Benjamin Gibbs, co-founder and CEO, READY Robotics

Benjamin Gibbs, co-founder and CEO, READY Robotics

Born from cutting-edge robotics research at Johns Hopkins University, READY Robotics is now headquartered in Columbus, OH – within a short drive of 60% of US manufacturing. We spoke to Benjamin Gibbs, the company’s CEO about what they do and where they’re heading.

Tell us about READY Robotics.

Gibbs: What we do is make it easier to program robots for manufacturing applications. A large number of factories, both in the United States and globally, would love to be able to employ more robots. One of the challenges is programming them. We created a platform called Forge/OS which has a conversational programing interface called Task Canvas. It makes robot programming possible without the hassle of learning programming languages.

How did the company begin?

Gibbs: We spun out of Johns Hopkins University. We still have an office there, but our headquarters are here in Columbus, Ohio. We moved here in 2018–it was a strategic decision to be closer to the largest concentration of manufacturing in the United States, which is here in the Midwest.

What is your background?

Gibbs: I’m actually an economist by training. I did my undergrad at Johns Hopkins University and then I worked there for many years in their Technology Ventures Office, helping researchers commercialize their research. My co-founder, Kel Guerin, READY Robotics CIO, has a PhD in robotics and more than ten years experience in robotics, automation, and virtual reality.

The two of us raised venture capital money and we used that to really get things going. Drive Capital led our Series A round in investment in December 2017.

Was it harder to get funding located in Columbus?

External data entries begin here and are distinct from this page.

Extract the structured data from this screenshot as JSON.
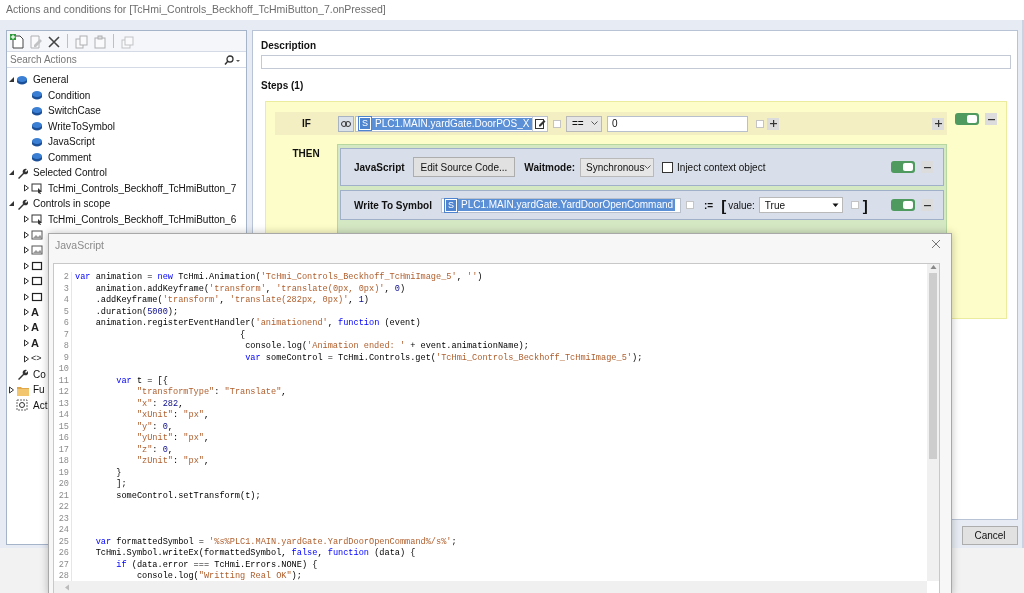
{
  "window": {
    "title": "Actions and conditions for [TcHmi_Controls_Beckhoff_TcHmiButton_7.onPressed]"
  },
  "toolbar": [
    {
      "kind": "new",
      "disabled": false
    },
    {
      "kind": "edit",
      "disabled": true
    },
    {
      "kind": "delete",
      "disabled": false
    },
    {
      "kind": "copy",
      "disabled": true
    },
    {
      "kind": "paste",
      "disabled": true
    },
    {
      "kind": "duplicate",
      "disabled": true
    }
  ],
  "search": {
    "placeholder": "Search Actions"
  },
  "tree": [
    {
      "label": "General",
      "kind": "category",
      "expanded": true,
      "children": [
        {
          "label": "Condition",
          "kind": "action"
        },
        {
          "label": "SwitchCase",
          "kind": "action"
        },
        {
          "label": "WriteToSymbol",
          "kind": "action"
        },
        {
          "label": "JavaScript",
          "kind": "action"
        },
        {
          "label": "Comment",
          "kind": "action"
        }
      ]
    },
    {
      "label": "Selected Control",
      "kind": "tool",
      "expanded": true,
      "children": [
        {
          "label": "TcHmi_Controls_Beckhoff_TcHmiButton_7",
          "kind": "button",
          "expanded": false
        }
      ]
    },
    {
      "label": "Controls in scope",
      "kind": "tool",
      "expanded": true,
      "children": [
        {
          "label": "TcHmi_Controls_Beckhoff_TcHmiButton_6",
          "kind": "button",
          "expanded": false
        },
        {
          "kind": "image",
          "expanded": false
        },
        {
          "kind": "image",
          "expanded": false
        },
        {
          "kind": "box",
          "expanded": false
        },
        {
          "kind": "box",
          "expanded": false
        },
        {
          "kind": "box",
          "expanded": false
        },
        {
          "kind": "text",
          "glyph": "A",
          "expanded": false
        },
        {
          "kind": "text",
          "glyph": "A",
          "expanded": false
        },
        {
          "kind": "text",
          "glyph": "A",
          "expanded": false
        },
        {
          "kind": "html",
          "glyph": "<>",
          "expanded": false
        }
      ]
    },
    {
      "label": "Co",
      "kind": "tool"
    },
    {
      "label": "Fu",
      "kind": "functions",
      "expanded": false
    },
    {
      "label": "Act",
      "kind": "other"
    }
  ],
  "description": {
    "label": "Description"
  },
  "steps": {
    "label": "Steps (1)",
    "items": [
      {
        "kind": "if",
        "keyword": "IF",
        "on": true,
        "condition": {
          "badge": "S",
          "symbol": "PLC1.MAIN.yardGate.DoorPOS_X",
          "operator": "==",
          "value": "0"
        },
        "then_label": "THEN",
        "actions": [
          {
            "kind": "javascript",
            "title": "JavaScript",
            "button": "Edit Source Code...",
            "waitmode_label": "Waitmode:",
            "waitmode": "Synchronous",
            "checkbox_label": "Inject context object",
            "checked": false,
            "on": true
          },
          {
            "kind": "write",
            "title": "Write To Symbol",
            "badge": "S",
            "symbol": "PLC1.MAIN.yardGate.YardDoorOpenCommand",
            "assign": ":=",
            "open_bracket": "[",
            "value_label": "value:",
            "value": "True",
            "close_bracket": "]",
            "on": true
          }
        ]
      }
    ]
  },
  "cancel": "Cancel",
  "dialog": {
    "title": "JavaScript",
    "lines": [
      {
        "number": "2",
        "segments": [
          {
            "kind": "keyword",
            "text": "var"
          },
          {
            "kind": "plain",
            "text": " animation = "
          },
          {
            "kind": "keyword",
            "text": "new"
          },
          {
            "kind": "plain",
            "text": " TcHmi.Animation("
          },
          {
            "kind": "string",
            "text": "'TcHmi_Controls_Beckhoff_TcHmiImage_5'"
          },
          {
            "kind": "plain",
            "text": ", "
          },
          {
            "kind": "string",
            "text": "''"
          },
          {
            "kind": "plain",
            "text": ")"
          }
        ]
      },
      {
        "number": "3",
        "segments": [
          {
            "kind": "plain",
            "text": "    animation.addKeyframe("
          },
          {
            "kind": "string",
            "text": "'transform'"
          },
          {
            "kind": "plain",
            "text": ", "
          },
          {
            "kind": "string",
            "text": "'translate(0px, 0px)'"
          },
          {
            "kind": "plain",
            "text": ", "
          },
          {
            "kind": "number",
            "text": "0"
          },
          {
            "kind": "plain",
            "text": ")"
          }
        ]
      },
      {
        "number": "4",
        "segments": [
          {
            "kind": "plain",
            "text": "    .addKeyframe("
          },
          {
            "kind": "string",
            "text": "'transform'"
          },
          {
            "kind": "plain",
            "text": ", "
          },
          {
            "kind": "string",
            "text": "'translate(282px, 0px)'"
          },
          {
            "kind": "plain",
            "text": ", "
          },
          {
            "kind": "number",
            "text": "1"
          },
          {
            "kind": "plain",
            "text": ")"
          }
        ]
      },
      {
        "number": "5",
        "segments": [
          {
            "kind": "plain",
            "text": "    .duration("
          },
          {
            "kind": "number",
            "text": "5000"
          },
          {
            "kind": "plain",
            "text": ");"
          }
        ]
      },
      {
        "number": "6",
        "segments": [
          {
            "kind": "plain",
            "text": "    animation.registerEventHandler("
          },
          {
            "kind": "string",
            "text": "'animationend'"
          },
          {
            "kind": "plain",
            "text": ", "
          },
          {
            "kind": "keyword",
            "text": "function"
          },
          {
            "kind": "plain",
            "text": " (event)"
          }
        ]
      },
      {
        "number": "7",
        "segments": [
          {
            "kind": "plain",
            "text": "                                {"
          }
        ]
      },
      {
        "number": "8",
        "segments": [
          {
            "kind": "plain",
            "text": "                                 console.log("
          },
          {
            "kind": "string",
            "text": "'Animation ended: '"
          },
          {
            "kind": "plain",
            "text": " + event.animationName);"
          }
        ]
      },
      {
        "number": "9",
        "segments": [
          {
            "kind": "keyword",
            "text": "                                 var"
          },
          {
            "kind": "plain",
            "text": " someControl = TcHmi.Controls.get("
          },
          {
            "kind": "string",
            "text": "'TcHmi_Controls_Beckhoff_TcHmiImage_5'"
          },
          {
            "kind": "plain",
            "text": ");"
          }
        ]
      },
      {
        "number": "10"
      },
      {
        "number": "11",
        "segments": [
          {
            "kind": "keyword",
            "text": "        var"
          },
          {
            "kind": "plain",
            "text": " t = [{"
          }
        ]
      },
      {
        "number": "12",
        "segments": [
          {
            "kind": "string",
            "text": "            \"transformType\""
          },
          {
            "kind": "plain",
            "text": ": "
          },
          {
            "kind": "string",
            "text": "\"Translate\""
          },
          {
            "kind": "plain",
            "text": ","
          }
        ]
      },
      {
        "number": "13",
        "segments": [
          {
            "kind": "string",
            "text": "            \"x\""
          },
          {
            "kind": "plain",
            "text": ": "
          },
          {
            "kind": "number",
            "text": "282"
          },
          {
            "kind": "plain",
            "text": ","
          }
        ]
      },
      {
        "number": "14",
        "segments": [
          {
            "kind": "string",
            "text": "            \"xUnit\""
          },
          {
            "kind": "plain",
            "text": ": "
          },
          {
            "kind": "string",
            "text": "\"px\""
          },
          {
            "kind": "plain",
            "text": ","
          }
        ]
      },
      {
        "number": "15",
        "segments": [
          {
            "kind": "string",
            "text": "            \"y\""
          },
          {
            "kind": "plain",
            "text": ": "
          },
          {
            "kind": "number",
            "text": "0"
          },
          {
            "kind": "plain",
            "text": ","
          }
        ]
      },
      {
        "number": "16",
        "segments": [
          {
            "kind": "string",
            "text": "            \"yUnit\""
          },
          {
            "kind": "plain",
            "text": ": "
          },
          {
            "kind": "string",
            "text": "\"px\""
          },
          {
            "kind": "plain",
            "text": ","
          }
        ]
      },
      {
        "number": "17",
        "segments": [
          {
            "kind": "string",
            "text": "            \"z\""
          },
          {
            "kind": "plain",
            "text": ": "
          },
          {
            "kind": "number",
            "text": "0"
          },
          {
            "kind": "plain",
            "text": ","
          }
        ]
      },
      {
        "number": "18",
        "segments": [
          {
            "kind": "string",
            "text": "            \"zUnit\""
          },
          {
            "kind": "plain",
            "text": ": "
          },
          {
            "kind": "string",
            "text": "\"px\""
          },
          {
            "kind": "plain",
            "text": ","
          }
        ]
      },
      {
        "number": "19",
        "segments": [
          {
            "kind": "plain",
            "text": "        }"
          }
        ]
      },
      {
        "number": "20",
        "segments": [
          {
            "kind": "plain",
            "text": "        ];"
          }
        ]
      },
      {
        "number": "21",
        "segments": [
          {
            "kind": "plain",
            "text": "        someControl.setTransform(t);"
          }
        ]
      },
      {
        "number": "22"
      },
      {
        "number": "23"
      },
      {
        "number": "24"
      },
      {
        "number": "25",
        "segments": [
          {
            "kind": "keyword",
            "text": "    var"
          },
          {
            "kind": "plain",
            "text": " formattedSymbol = "
          },
          {
            "kind": "string",
            "text": "'%s%PLC1.MAIN.yardGate.YardDoorOpenCommand%/s%'"
          },
          {
            "kind": "plain",
            "text": ";"
          }
        ]
      },
      {
        "number": "26",
        "segments": [
          {
            "kind": "plain",
            "text": "    TcHmi.Symbol.writeEx(formattedSymbol, "
          },
          {
            "kind": "keyword",
            "text": "false"
          },
          {
            "kind": "plain",
            "text": ", "
          },
          {
            "kind": "keyword",
            "text": "function"
          },
          {
            "kind": "plain",
            "text": " (data) {"
          }
        ]
      },
      {
        "number": "27",
        "segments": [
          {
            "kind": "keyword",
            "text": "        if"
          },
          {
            "kind": "plain",
            "text": " (data.error === TcHmi.Errors.NONE) {"
          }
        ]
      },
      {
        "number": "28",
        "segments": [
          {
            "kind": "plain",
            "text": "            console.log("
          },
          {
            "kind": "string",
            "text": "\"Writting Real OK\""
          },
          {
            "kind": "plain",
            "text": ");"
          }
        ]
      }
    ]
  }
}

Gibbs: I would say it was harder back in the 2016 timeframe. But Drive Capital is here in Columbus so that helped. They’re an interesting group that was started by some West Coast venture capitalists who basically said that there were huge, untapped opportunities here in the Midwest, and they wanted to do something to bring capital toward the effort. They now have over 70 companies in their portfolio and have had eight exits.

Can you give me an example of the programming of a robot that you’ve done?

Gibbs: A lot of our work is being used for machine tending. For example, when you have a lathe or a mill for metal forming, you put a hunk of metal in there and a machine turns it into particular shape for a wide variety of different things. The machine we program puts the piece of metal in, closes the door, and then presses the Start button. And that type of repetitive action is something that robots are very good at. That’s a pretty common application.

So what are your plans moving forward with the company?

Gibbs: We will continue to push on to more robot platforms. We have a new release of our software coming up soon, so we’ll be making some announcements around that.